Saturday, November 7, 2009

Photographing at work

This last week, I was asked to photograph an event at my place of employment and to take a group photo of some of my co-workers.  I've been showing my photography around at work for a couple of years and have had friends ask me to photograph their grandkids, which I've done gladly because I love to photograph children, but I hadn't been asked to take photos that will be used in annual reports and web pages for the laboratory.  Today, another friend of mine told me I really should go photograph at the "Dia de los Muertos" procession tomorrow night. People, at least locally, are beginning to think of me as a photographer, I like the feeling.

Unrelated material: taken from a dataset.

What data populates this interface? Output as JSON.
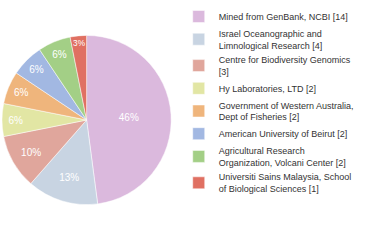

The event I photographed was a public outreach event from the Lunar and Planetary Lab to a fifth grade class from an elementary school.  The children (about 12) got a chance to examine a collection of meteorites, make their own comets using dry ice, water, soil, and a collection of other ingredients similar to those found in real comets, and make small impact craters in tubs of flour layered with other colored powders.  These were smart kids who were very engaged in the process, listened well to instruction, expressed themselves clearly, and had a lot of fun in the process (what kid doesn't have fun with dry ice?). The photo below shows two girls with a ziplock bag full of comet ingredients, the white cloud above the bag is condensing CO2 and water vapor escaping from the bag.

Adam Showman, one of the professors here at the lab, wanted a photograph of him and his graduate student group.  This was also fun to do, we tried a variety of locations and shot about 15 photographs indoors, outdoors in the shade, and outdoors in the sun.  The photograph below was, I think, the most successful of the group because it captures a little of the personalities of the people in the photograph, and the background indicates that the subjects are involved with planets (although a background with Jupiter in it would have been more appropriate to the work they do, the 3D poster of Mercury works well I think.

Most of these shots were indoor shots without flash.  For those of you interested in camera details, both shots here were made with a Canon 5D mk II and a Canon 85mm f/1.8 lens.  The first shot was made at f/2.8 at 1/125 second and ISO 800, the second was made at f/2.8 at 1/160 second and ISO 1600.  Click to images to see larger versions.